Die Computergrafiken waren in jedem Fall eine erste Kunstentwicklung, die sich mit den digitalen Medien beschäftigte. So hat sich auch nach Erfindung und Verbreitung des world wide web eine Netz-/Internetkunst entwickelt. „Netzkunst ist eine der Kunstformen, die sich – wie Fotografie, Film und Video – in der Auseinandersetzung mit einem technischen Medium und seinen medialen Eigenheiten entwickelt hat“ (Baumgärtel 1999: 6). Es geht dabei nicht darum, Kunstwerke im Internet zu zeigen und/oder über das Internet zu vertreiben, sondern sich mit den Eigenschaften dieses Netzwerkes auseinander zu setzen. Nicht nur Programmierer und Hacker kennen sich heutzutage mit dem Internet aus, sondern auch Künstler haben mittlerweile dieses Gebiet für sich entdeckt und auf ihre Art und Weise für ihre Kunstzwecke erforscht (vgl. ebd.: 6). Eine ähnliche Entstehung, wie bei den ersten Computergrafiken, ist bei dem Kunstwerk „shredder 1.0“ von Mark Napier zu erkennen (http://www.potatloand.org). Der Künstler hat einen Algorithmus verfasst und ein Script geschrieben, welches Quellcodes von ursprünglichen Websites verändert und die daraus neu entstandenen Websites zeigt (vgl. Reena/Mark/Grosenick 2006: 70). Wie auch bei den Computergrafiken ging es hier darum, pseudozufällige Algorithmen zu erstellen. Teilweise sind die alten Internetseiten nach dem so genannten Schreddern noch zu erkennen, im Allgemeinen ähneln sie aber „{…} eher den nicht gegenständlichen Gemälden von Hans Hoffmann oder Gerhard Richter als den glatten Interfaces der Ursprungs Websites {…} (ebd.: 70).
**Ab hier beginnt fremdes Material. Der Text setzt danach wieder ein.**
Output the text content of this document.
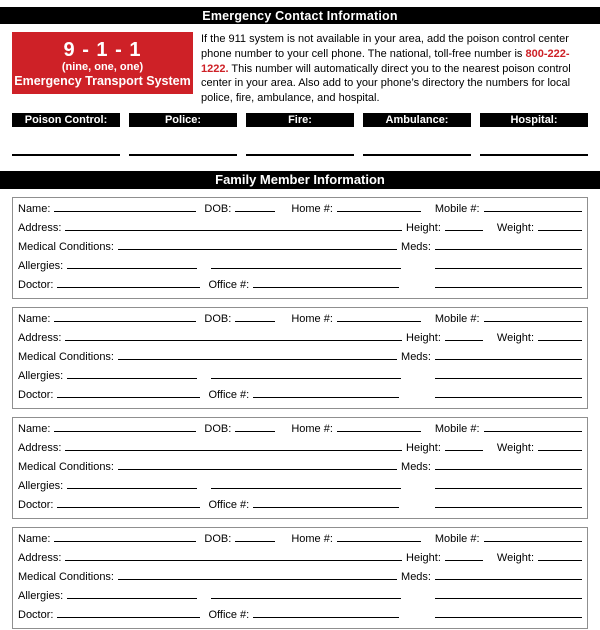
Emergency Contact Information
9 - 1 - 1
(nine, one, one)
Emergency Transport System
If the 911 system is not available in your area, add the poison control center phone number to your cell phone. The national, toll-free number is 800-222-1222. This number will automatically direct you to the nearest poison control center in your area. Also add to your phone’s directory the numbers for local police, fire, ambulance, and hospital.
Poison Control:	Police:	Fire:	Ambulance:	Hospital:
Family Member Information
Name:	DOB:	Home #:	Mobile #:
Address:	Height:	Weight:
Medical Conditions:	Meds:
Allergies:
Doctor:	Office #:
Name:	DOB:	Home #:	Mobile #:
Address:	Height:	Weight:
Medical Conditions:	Meds:
Allergies:
Doctor:	Office #:
Name:	DOB:	Home #:	Mobile #:
Address:	Height:	Weight:
Medical Conditions:	Meds:
Allergies:
Doctor:	Office #:
Name:	DOB:	Home #:	Mobile #:
Address:	Height:	Weight:
Medical Conditions:	Meds:
Allergies:
Doctor:	Office #:
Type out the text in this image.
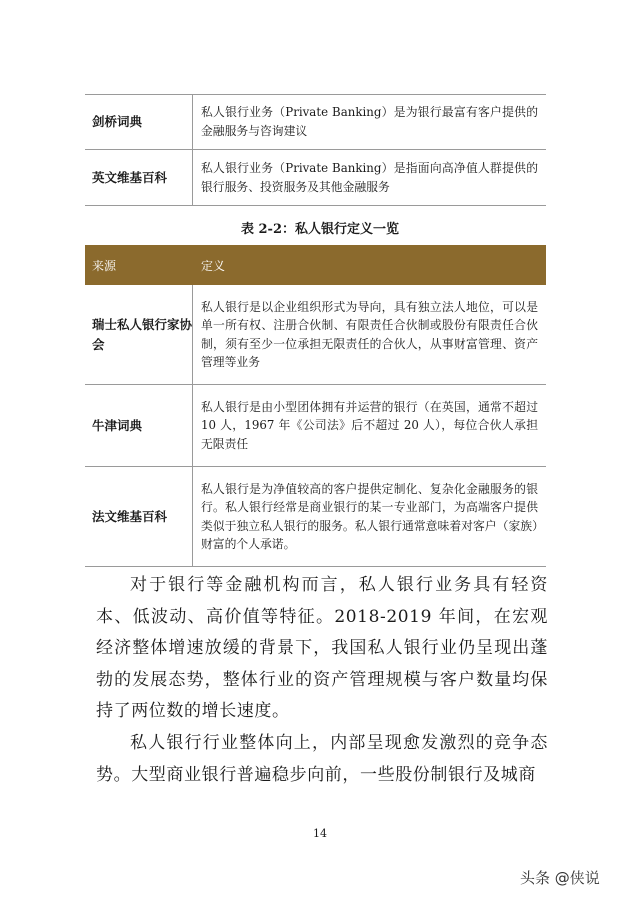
剑桥词典
私人银行业务（Private Banking）是为银行最富有客户提供的金融服务与咨询建议
英文维基百科
私人银行业务（Private Banking）是指面向高净值人群提供的银行服务、投资服务及其他金融服务
表 2-2：私人银行定义一览
来源	定义
瑞士私人银行家协会
私人银行是以企业组织形式为导向，具有独立法人地位，可以是单一所有权、注册合伙制、有限责任合伙制或股份有限责任合伙制，须有至少一位承担无限责任的合伙人，从事财富管理、资产管理等业务
牛津词典
私人银行是由小型团体拥有并运营的银行（在英国，通常不超过 10 人，1967 年《公司法》后不超过 20 人），每位合伙人承担无限责任
法文维基百科
私人银行是为净值较高的客户提供定制化、复杂化金融服务的银行。私人银行经常是商业银行的某一专业部门，为高端客户提供类似于独立私人银行的服务。私人银行通常意味着对客户（家族）财富的个人承诺。
对于银行等金融机构而言，私人银行业务具有轻资本、低波动、高价值等特征。2018-2019 年间，在宏观经济整体增速放缓的背景下，我国私人银行业仍呈现出蓬勃的发展态势，整体行业的资产管理规模与客户数量均保持了两位数的增长速度。
私人银行行业整体向上，内部呈现愈发激烈的竞争态势。大型商业银行普遍稳步向前，一些股份制银行及城商
14
头条 @侠说
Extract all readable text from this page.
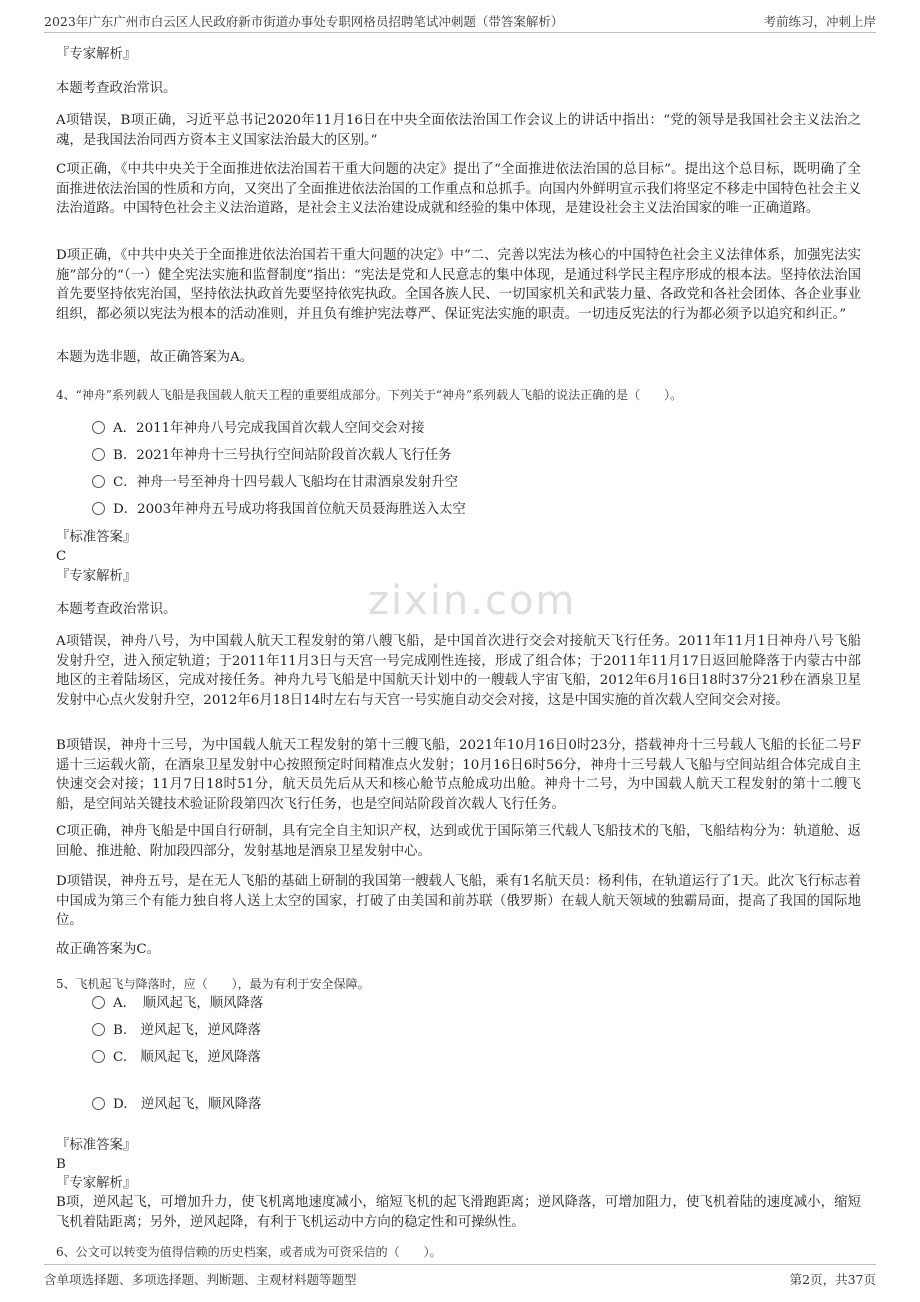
2023年广东广州市白云区人民政府新市街道办事处专职网格员招聘笔试冲刺题（带答案解析）	考前练习，冲刺上岸
zixin.com

『专家解析』

本题考查政治常识。

A项错误，B项正确，习近平总书记2020年11月16日在中央全面依法治国工作会议上的讲话中指出：“党的领导是我国社会主义法治之魂，是我国法治同西方资本主义国家法治最大的区别。”

C项正确，《中共中央关于全面推进依法治国若干重大问题的决定》提出了“全面推进依法治国的总目标”。提出这个总目标，既明确了全面推进依法治国的性质和方向，又突出了全面推进依法治国的工作重点和总抓手。向国内外鲜明宣示我们将坚定不移走中国特色社会主义法治道路。中国特色社会主义法治道路，是社会主义法治建设成就和经验的集中体现，是建设社会主义法治国家的唯一正确道路。

D项正确，《中共中央关于全面推进依法治国若干重大问题的决定》中“二、完善以宪法为核心的中国特色社会主义法律体系，加强宪法实施”部分的“（一）健全宪法实施和监督制度”指出：“宪法是党和人民意志的集中体现，是通过科学民主程序形成的根本法。坚持依法治国首先要坚持依宪治国，坚持依法执政首先要坚持依宪执政。全国各族人民、一切国家机关和武装力量、各政党和各社会团体、各企业事业组织，都必须以宪法为根本的活动准则，并且负有维护宪法尊严、保证宪法实施的职责。一切违反宪法的行为都必须予以追究和纠正。”

本题为选非题，故正确答案为A。

4、“神舟”系列载人飞船是我国载人航天工程的重要组成部分。下列关于“神舟”系列载人飞船的说法正确的是（　　）。

A．2011年神舟八号完成我国首次载人空间交会对接
B．2021年神舟十三号执行空间站阶段首次载人飞行任务
C．神舟一号至神舟十四号载人飞船均在甘肃酒泉发射升空
D．2003年神舟五号成功将我国首位航天员聂海胜送入太空

『标准答案』

C

『专家解析』

本题考查政治常识。

A项错误，神舟八号，为中国载人航天工程发射的第八艘飞船，是中国首次进行交会对接航天飞行任务。2011年11月1日神舟八号飞船发射升空，进入预定轨道；于2011年11月3日与天宫一号完成刚性连接，形成了组合体；于2011年11月17日返回舱降落于内蒙古中部地区的主着陆场区，完成对接任务。神舟九号飞船是中国航天计划中的一艘载人宇宙飞船，2012年6月16日18时37分21秒在酒泉卫星发射中心点火发射升空，2012年6月18日14时左右与天宫一号实施自动交会对接，这是中国实施的首次载人空间交会对接。

B项错误，神舟十三号，为中国载人航天工程发射的第十三艘飞船，2021年10月16日0时23分，搭载神舟十三号载人飞船的长征二号F遥十三运载火箭，在酒泉卫星发射中心按照预定时间精准点火发射；10月16日6时56分，神舟十三号载人飞船与空间站组合体完成自主快速交会对接；11月7日18时51分，航天员先后从天和核心舱节点舱成功出舱。神舟十二号，为中国载人航天工程发射的第十二艘飞船，是空间站关键技术验证阶段第四次飞行任务，也是空间站阶段首次载人飞行任务。

C项正确，神舟飞船是中国自行研制，具有完全自主知识产权，达到或优于国际第三代载人飞船技术的飞船，飞船结构分为：轨道舱、返回舱、推进舱、附加段四部分，发射基地是酒泉卫星发射中心。

D项错误，神舟五号，是在无人飞船的基础上研制的我国第一艘载人飞船，乘有1名航天员：杨利伟，在轨道运行了1天。此次飞行标志着中国成为第三个有能力独自将人送上太空的国家，打破了由美国和前苏联（俄罗斯）在载人航天领域的独霸局面，提高了我国的国际地位。

故正确答案为C。

5、飞机起飞与降落时，应（　　），最为有利于安全保障。

A．　顺风起飞，顺风降落
B.　逆风起飞，逆风降落
C.　顺风起飞，逆风降落
D.　逆风起飞，顺风降落

『标准答案』

B

『专家解析』

B项，逆风起飞，可增加升力，使飞机离地速度减小，缩短飞机的起飞滑跑距离；逆风降落，可增加阻力，使飞机着陆的速度减小，缩短飞机着陆距离；另外，逆风起降，有利于飞机运动中方向的稳定性和可操纵性。

6、公文可以转变为值得信赖的历史档案，或者成为可资采信的（　　）。

含单项选择题、多项选择题、判断题、主观材料题等题型	第2页，共37页
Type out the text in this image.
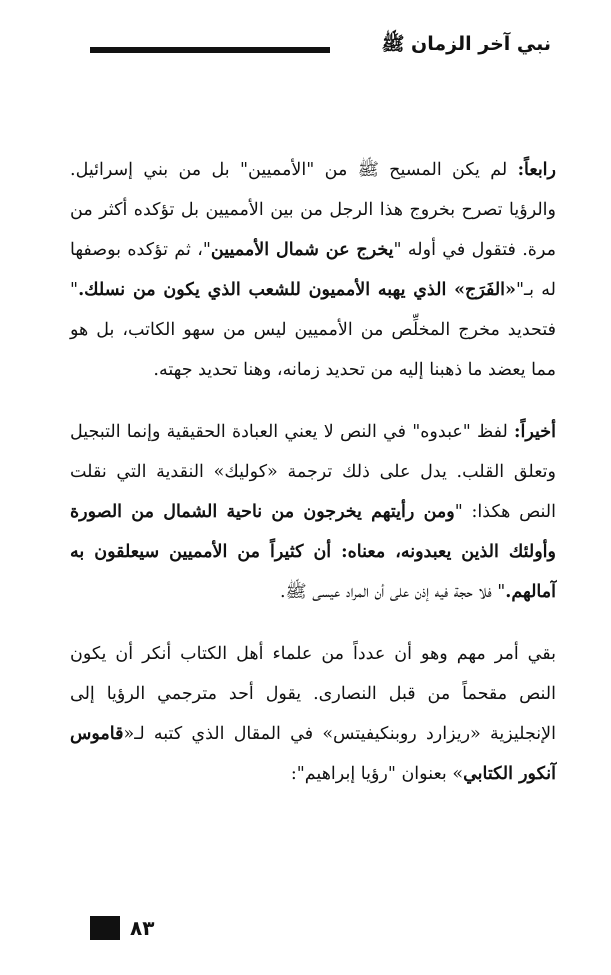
نبي آخر الزمان ﷺ

رابعاً: لم يكن المسيح ﷺ من "الأمميين" بل من بني إسرائيل. والرؤيا تصرح بخروج هذا الرجل من بين الأمميين بل تؤكده أكثر من مرة. فتقول في أوله "يخرج عن شمال الأمميين"، ثم تؤكده بوصفها له بـ"«الفَرَج» الذي يهبه الأمميون للشعب الذي يكون من نسلك." فتحديد مخرج المخلِّص من الأمميين ليس من سهو الكاتب، بل هو مما يعضد ما ذهبنا إليه من تحديد زمانه، وهنا تحديد جهته.

أخيراً: لفظ "عبدوه" في النص لا يعني العبادة الحقيقية وإنما التبجيل وتعلق القلب. يدل على ذلك ترجمة «كوليك» النقدية التي نقلت النص هكذا: "ومن رأيتهم يخرجون من ناحية الشمال من الصورة وأولئك الذين يعبدونه، معناه: أن كثيراً من الأمميين سيعلقون به آمالهم." فلا حجة فيه إذن على أن المراد عيسى ﷺ.

بقي أمر مهم وهو أن عدداً من علماء أهل الكتاب أنكر أن يكون النص مقحماً من قبل النصارى. يقول أحد مترجمي الرؤيا إلى الإنجليزية «ريزارد روبنكيفيتس» في المقال الذي كتبه لـ«قاموس آنكور الكتابي» بعنوان "رؤيا إبراهيم":

٨٣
Das Internet beziehungsweise die digitalen Medien verändern ursprüngliche Kunstwerke komplett. Ein analog fotografiertes und entwickeltes Bild sieht anschließend eingescannt, digital am Bildschirm ganz anders aus. Diese Erfahrung machte der Maler Mark Napier auch. „Als ich meine Gemälde einscannte, veränderten sie ihr Wesen vollkommen und ich konnte sie so lange mit Photoshop bearbeiten, bis von dem ursprünglichen Bild nichts mehr übrig war, wenn ich es auf meiner Site veröffentlichte“ (Baumgärtel 1999: 13). Viele der späteren Netzkünstler zeigten anfangs, ihre „analoge“ Kunst, digital im Internet, bevor sie sich mit dem Medium beschäftigten (vgl. ebd.: 13). Bei der jetzigen Netzkunst geht es um Werke, die sich mit dem Web auseinander setzen und es nicht lediglich als Transportmedium nutzen. Die Technik, mit der die Künstler arbeiten, wird thematisiert (vgl. ebd,: 14). Häufig geht es den Künstlern darum, zu zeigen, was man mit den digitalen Medien gerade nicht machen kann, wo ihre Mängel liegen. Genau wie dies auch auch Nam June Paik in seinen Werken der damaligen Videokunst machte. Netzkünstler spielen mit den Eigenschaften des Internet, zeigen was es kann und eben auch das was es nicht kann (vgl. ebd.: 14). Anders als beispielsweise in der Malerei. In der Malerei wird zwar auch wert auf bestimmtes Material wie Papier gelegt, es geht jedoch nicht vorrangig darum, die Eigenschaften des Papiers darzustellen oder dessen Fehler zu zeigen, sondern es als Träger für seine Kunst zu verwenden.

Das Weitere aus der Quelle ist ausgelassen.